Comparison between the experimental and simulated results for the (A) overall choice (B) Unequal EV (C) Equal EV, under Rapid Tryptophan Depletion (RTD) and Baseline (balanced) condition. Error bars represent the Standard Error (SE) with size “N” = 100 (N = number of simulation instances). The experiment (Expt) and the simulation (Sims) results of any condition are not found to be significantly different. Here the experimental results are adapted from Long et al. (2009).

Figure 4

The mean number of errors in non-switch trials (A) as a function of “α” and outcome trial type; Error bars represent standard errors of the difference as a function of “α” in simulation for size “N” = 100 (N = number of simulation instances) (Sims). (B) Experimental error percentages adapted from Cools et al. (2008).
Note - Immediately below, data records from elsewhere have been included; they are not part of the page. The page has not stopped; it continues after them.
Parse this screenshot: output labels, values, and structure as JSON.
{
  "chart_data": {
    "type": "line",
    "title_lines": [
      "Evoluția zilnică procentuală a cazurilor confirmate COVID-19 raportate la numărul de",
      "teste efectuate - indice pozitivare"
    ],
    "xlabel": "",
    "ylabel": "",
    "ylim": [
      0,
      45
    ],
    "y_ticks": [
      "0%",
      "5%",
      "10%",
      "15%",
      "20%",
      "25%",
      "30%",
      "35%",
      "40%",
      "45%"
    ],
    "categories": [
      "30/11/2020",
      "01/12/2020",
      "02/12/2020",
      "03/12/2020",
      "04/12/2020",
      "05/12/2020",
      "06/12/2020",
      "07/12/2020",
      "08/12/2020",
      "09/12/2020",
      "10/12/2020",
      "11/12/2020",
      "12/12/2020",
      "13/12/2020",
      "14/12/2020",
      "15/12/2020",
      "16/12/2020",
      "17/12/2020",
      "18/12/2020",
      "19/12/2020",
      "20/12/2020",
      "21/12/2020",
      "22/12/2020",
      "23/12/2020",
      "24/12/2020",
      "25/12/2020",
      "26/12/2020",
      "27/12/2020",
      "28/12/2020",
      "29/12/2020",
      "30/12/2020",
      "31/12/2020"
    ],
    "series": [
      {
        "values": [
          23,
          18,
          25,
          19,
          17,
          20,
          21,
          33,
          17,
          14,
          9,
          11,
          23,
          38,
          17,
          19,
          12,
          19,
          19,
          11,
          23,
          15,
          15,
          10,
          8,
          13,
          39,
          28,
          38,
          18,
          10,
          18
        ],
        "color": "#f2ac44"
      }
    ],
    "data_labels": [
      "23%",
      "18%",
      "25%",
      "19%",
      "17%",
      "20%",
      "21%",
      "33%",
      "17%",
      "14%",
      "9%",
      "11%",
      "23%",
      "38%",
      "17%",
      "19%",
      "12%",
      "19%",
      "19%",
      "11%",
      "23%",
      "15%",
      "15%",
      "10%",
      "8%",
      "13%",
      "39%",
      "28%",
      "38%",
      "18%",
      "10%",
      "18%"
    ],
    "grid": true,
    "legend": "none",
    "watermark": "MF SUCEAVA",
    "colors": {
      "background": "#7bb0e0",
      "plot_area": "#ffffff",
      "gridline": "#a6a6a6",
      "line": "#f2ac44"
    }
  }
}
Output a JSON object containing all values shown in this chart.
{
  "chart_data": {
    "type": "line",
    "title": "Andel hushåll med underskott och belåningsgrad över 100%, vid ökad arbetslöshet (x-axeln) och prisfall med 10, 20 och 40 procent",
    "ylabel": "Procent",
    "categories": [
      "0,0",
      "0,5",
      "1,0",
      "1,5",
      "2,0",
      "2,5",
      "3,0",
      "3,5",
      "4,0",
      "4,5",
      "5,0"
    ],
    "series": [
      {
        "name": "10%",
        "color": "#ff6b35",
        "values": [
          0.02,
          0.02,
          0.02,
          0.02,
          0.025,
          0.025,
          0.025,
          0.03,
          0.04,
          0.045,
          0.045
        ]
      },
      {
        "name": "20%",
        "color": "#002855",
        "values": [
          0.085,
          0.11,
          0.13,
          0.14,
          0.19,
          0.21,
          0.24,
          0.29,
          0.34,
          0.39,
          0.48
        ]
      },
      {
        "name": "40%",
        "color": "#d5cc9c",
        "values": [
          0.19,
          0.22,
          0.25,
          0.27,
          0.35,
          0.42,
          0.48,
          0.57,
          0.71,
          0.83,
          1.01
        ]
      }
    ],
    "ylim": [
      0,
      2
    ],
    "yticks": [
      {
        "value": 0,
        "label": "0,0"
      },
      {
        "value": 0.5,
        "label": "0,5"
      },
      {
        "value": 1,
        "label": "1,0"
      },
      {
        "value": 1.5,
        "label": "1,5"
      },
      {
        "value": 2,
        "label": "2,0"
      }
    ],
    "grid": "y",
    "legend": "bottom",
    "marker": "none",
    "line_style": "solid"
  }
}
Error bars represent standard errors as a function of drink in experiment (Expt). The results in (B) were reported after the exclusion of the trials from the acquisition stage of each block. (C) The mean number of errors in non-switch trials as a function of condition with experimental (Expt) results adapted from Cools et al. (2008). Error bars represent standard errors either as a function of drink in experiment (or α) in simulation for size “N” = 100, with bal and Trp- representing balanced and tryptophan depleted conditions, respectively. The experiment (Expt) and the simulation (Sims) results of any condition or outcome trial type are not found to be significantly different.

Figure 5

The reward punishment sensitivity obtained by simulated (Sims)- PD and controls model to explain the experiment (Expt) of Bodi et al. (2009). Error bars represent the standard error (SE) with N = 100 (N = number of simulation instances). The Sims matches the Expt value distribution closely, and are not found to be significantly different.